KATA PENGANTAR
Assalmu’alaikum
warahmatullahi wabarakaatuh. Puji syukur kehadirat Allah SWT atas segala
limpahan Rahmat, Inayah, Taufik dan Hidayah-Nya sehingga saya dapat
menyelesaikan penyuusunan makalah ini dapat dipergunakan sebagai salah satu
acuan, petunjuk maupun pedoman bagi pembaca.
Semoga
makalah ini dapat memberikan wawasan yang lebih luas dan menjadi sumbangan
pemikiran kepada para pembaca. Saya sadar bahwa makalah ini masih banyak
kekurangan dan jauh dari sempurna. Untuk itu, kepada dosen pembimbing meminta masukannya
demi perbaikan makalah di masa yang akan datang. Terimakasih sebelumnya.
Wassalamu’alaiku
Warahmatullahi Wabarakaatuh.
Penulis
DAFTAR ISI
KATA PENGANTAR.......................................................................................... 1
DAFTAR ISI........................................................................................................ 2
BAB
I PENDAHULUAN
Latar
Belakang.......................................................................................... 3
Rumusan
Masalah..................................................................................... 3
BAB II PEMBAHASAN
a.
Pengertian Al-Qur’an............................................................................ 4
b.
Pengertian Hadis................................................................................... 6
c. Kedudukan
Al-Qur’an dan Hadis dalam Studi Ilmu Keislaman……...8
BAB III PENUTUP
KESIMPULAN.............................................................................................. 13
DAFTAR PUSTAKA
BAB I
PENDAHULUAN
A.
LATAR BELAKANG
Al-Qur’an adalah sumber utama ajaran Islam. Di dalam
Al-Qur’an terdapat banyak sekali pelajaran yang dapat diambil. Al-Qur’an
diturunkan secara berangsur-angsur melalui perantara malaikat Jibril.
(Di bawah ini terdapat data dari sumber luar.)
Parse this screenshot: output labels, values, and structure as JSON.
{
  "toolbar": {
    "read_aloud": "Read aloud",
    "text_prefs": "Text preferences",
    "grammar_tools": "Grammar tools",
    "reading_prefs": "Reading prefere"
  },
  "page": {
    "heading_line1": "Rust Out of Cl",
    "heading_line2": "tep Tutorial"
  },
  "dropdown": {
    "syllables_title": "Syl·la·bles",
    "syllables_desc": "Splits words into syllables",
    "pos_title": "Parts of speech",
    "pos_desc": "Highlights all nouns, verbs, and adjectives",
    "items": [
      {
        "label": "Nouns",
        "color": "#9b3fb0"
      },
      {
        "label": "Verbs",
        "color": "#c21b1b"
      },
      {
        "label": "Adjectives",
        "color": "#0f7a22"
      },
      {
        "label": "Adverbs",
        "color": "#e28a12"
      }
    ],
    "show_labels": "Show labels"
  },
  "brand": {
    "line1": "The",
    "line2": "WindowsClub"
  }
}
Keistimewaan Al-Qur’an dibandingkan dengan kitab-kitab suci yang lain ialah
kemurnian atau keaslian Al-Qur’an dijaga langsung oleh Allah, agar tidak ada
satupun ayat-Nya yang berubah. Sebagaimana ditgaskan dalam Al-Qur’an, Allah SWT
berfirman :
“Sesungguhnya Kami-lah yang menurunkan Al-Qur’an, dan Kami
pula-lah yang menjaganya”.
Dari Al-Qur’an pula ilmu-ilmu pengetahuan berkembang, baik
ilmu pengetahuan umum maupun ilmu pengetahuan agama. Sedangkan Hadis adalah
sumber hukum kedua setelah Al-Qur’an. Fungsi hadis itu sendiri ialah sebagai
penjelas apa yang ada dalam al-Qur’an. Jadi, kedudukan Hadis dalam bidang studi
keislaman ialah menjelaskan secara terperinci apa yang ada di dalam al-Qur’an.
Merupakan fungsi hadis lainnya ialah sebaga bukti atas ke-Rasulan Nabi Muhammad
SAW .Pada makalah ini kami tidak menjelaskan kedudukan hadis dalam studi
keIslaman, karena sudah sama-sama diketahui bahwa fungsi hadis itu sendiri
ialah menjelaskan secara lebih terperinci dari ayat-ayat al-Qur’an.
B.
RUMUSAN MASALAH
1. Pengertian Al-Quran?
2. Pengertian Hadis?
BAB II
PEMBAHASAN
A. Pengertian Al-Qur’an
Qara’a
memiliki arti mengumpulkan dan menghimpun. Qira’ah berarti merangkai
huruf-huruf dan kata-kata satu dengan yang lainnya dalam satu ungkapan kata
yang teratur. Al-Qur’an asalnya sama dengan Qira’ah, yaitu akar kata
(masdar-infinitif) dari Qara’a, Qira’atan, waqur’anan. Allah menjelaskan,
إِنَّ عَلَيْنَا جَمْعَهُ
وَقُرْءَانَهُ (17) فَإِذَا قَرَأْ نَهُ فَتَّبِعْ قُرْءَا نَهُ(18)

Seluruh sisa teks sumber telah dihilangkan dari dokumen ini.